Bahrain Mirror (Exclusive): On Friday (January 10, 2020), the state-run Akhbar Al-Khaleej newspaper published the following: "A failed Iranian cyberattack on the Bahrain Oil Company (Bapco)." An IT website said a cyberattack affected the oil company's network.
Oil Minister Mohammed bin Khalifa Al Khalifa denied in a statement on Sunday (January 12, 2020) that there had been any attack from outside targeting the company's systems, saying it was "just a technical glitch," Al-Watan newspaper reported.
The Oil Minister did not tell the truth, as the damage Bapco suffered was serious.
The Minister said in his statement that "Bapco's main systems were not subjected to external cyberattacks, but rather an internal technical glitch that was dealt with in a record time."
He explained that "the company's main systems were not damaged at all. Only some computers were damaged. Bapco used its systems and the company's operations were not affected by anything."
An informed source from the company spoke to Bahrain Mirror and said that "the cyber penetration of Bapco was real and destructive. It caused serious damage." The source pointed out that "the company had to replace more than 2,000 computers, after most of the company's equipment, especially those of the refining department, were shut down for two weeks."
The source added that "the government contacted a global technical company regarding the problem, and five high-level experts were sent to Bahrain to solve the issue. When the experts arrived, they saw that the hackers ravaged the company and its systems. The experts had to take radical measures, starting with replacing more than 2,000 computers proven to have been hacked."
It went on to say that the "experts discovered that all the company's data was controlled by the hackers and that the data was encrypted so that no one can access it," stressing that "without exaggeration, more than 95% of the computers were disabled and damaged especially in the refining department, which is one of the most significant departments in Bapco."
"The cyberattack started around Christmas (December 25) and continued until last week. Everyone was completely helpless in the face of the hackers. The company began to replace some devices but it later discovered that the damage is too big for repair, and that the losses due to the hardware malfunction were increasing every day, especially in the refining and production departments. Without exaggeration, the losses reached millions."
"Now the whole company's internal network will be re-engineered. Ironically, the Minister is still in his chair after this calamity that befell the company, which is considered the most important company in the Bahraini economy," the source stressed.
It is worth mentioning that this is not the first attack of its kind to target sensitive economic or security institutions in Bahrain.
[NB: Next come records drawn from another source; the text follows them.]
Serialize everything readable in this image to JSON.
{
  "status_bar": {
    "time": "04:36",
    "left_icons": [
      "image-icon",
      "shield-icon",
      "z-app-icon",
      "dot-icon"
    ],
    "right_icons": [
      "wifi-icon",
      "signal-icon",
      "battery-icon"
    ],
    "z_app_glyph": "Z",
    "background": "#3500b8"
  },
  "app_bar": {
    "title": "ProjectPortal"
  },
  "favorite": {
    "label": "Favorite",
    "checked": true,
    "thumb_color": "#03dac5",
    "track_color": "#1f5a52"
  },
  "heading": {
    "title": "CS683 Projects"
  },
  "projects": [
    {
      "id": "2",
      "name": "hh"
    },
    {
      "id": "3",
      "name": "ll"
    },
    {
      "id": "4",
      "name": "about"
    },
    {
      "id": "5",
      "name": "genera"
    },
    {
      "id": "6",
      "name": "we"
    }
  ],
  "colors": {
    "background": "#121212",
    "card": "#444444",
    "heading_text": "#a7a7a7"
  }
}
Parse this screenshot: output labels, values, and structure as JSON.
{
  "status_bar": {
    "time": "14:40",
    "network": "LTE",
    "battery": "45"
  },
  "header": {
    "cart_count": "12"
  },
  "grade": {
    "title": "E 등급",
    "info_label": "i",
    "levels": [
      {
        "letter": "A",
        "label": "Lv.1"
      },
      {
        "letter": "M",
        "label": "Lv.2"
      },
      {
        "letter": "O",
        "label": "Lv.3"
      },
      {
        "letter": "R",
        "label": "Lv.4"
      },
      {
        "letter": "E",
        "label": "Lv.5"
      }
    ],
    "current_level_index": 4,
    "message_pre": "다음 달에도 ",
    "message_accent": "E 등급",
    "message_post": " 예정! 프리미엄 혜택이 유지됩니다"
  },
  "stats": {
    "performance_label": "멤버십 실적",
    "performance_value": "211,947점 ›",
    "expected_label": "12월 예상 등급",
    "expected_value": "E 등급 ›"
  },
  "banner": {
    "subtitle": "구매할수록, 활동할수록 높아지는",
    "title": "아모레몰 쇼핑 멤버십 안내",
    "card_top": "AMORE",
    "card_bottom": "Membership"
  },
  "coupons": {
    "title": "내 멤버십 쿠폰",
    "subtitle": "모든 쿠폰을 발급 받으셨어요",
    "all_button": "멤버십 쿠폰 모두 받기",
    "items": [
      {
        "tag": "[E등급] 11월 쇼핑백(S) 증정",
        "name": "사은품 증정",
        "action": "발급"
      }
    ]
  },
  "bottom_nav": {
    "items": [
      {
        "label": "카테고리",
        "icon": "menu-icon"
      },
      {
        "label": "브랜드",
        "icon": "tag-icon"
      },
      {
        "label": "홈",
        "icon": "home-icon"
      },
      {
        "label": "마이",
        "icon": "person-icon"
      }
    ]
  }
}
In August 2019, the Wall Street Journal published a special report, in which it revealed that hackers had penetrated several electronic networks, the first of which was the network of National Security Agency, and then the networks of Bahrain Alba Aluminium, Office of the First Deputy Prime Minister (the crown prince), as well as the Electricity and Water Authority.
It seems that it is very far-fetched to expect that the oil minister would be held accountable by the king, as the 47-year-old oil minister is the son of Bahrain Military Commander-in-Chief Khalifa bin Ahmed Al Khalifa, and his uncle is the Royal Court Minister Khalid bin Ahmed, so it is impossible for the elected chamber in the Bahraini parliament to hold the minister accountable. Bahrain's legislative authority appears to be at its weakest, and is absent from discussing pivotal issues in the island kingdom such as the political crisis the country has been witnessing since 2011, and the situation of political prisoners, especially those sentenced to death.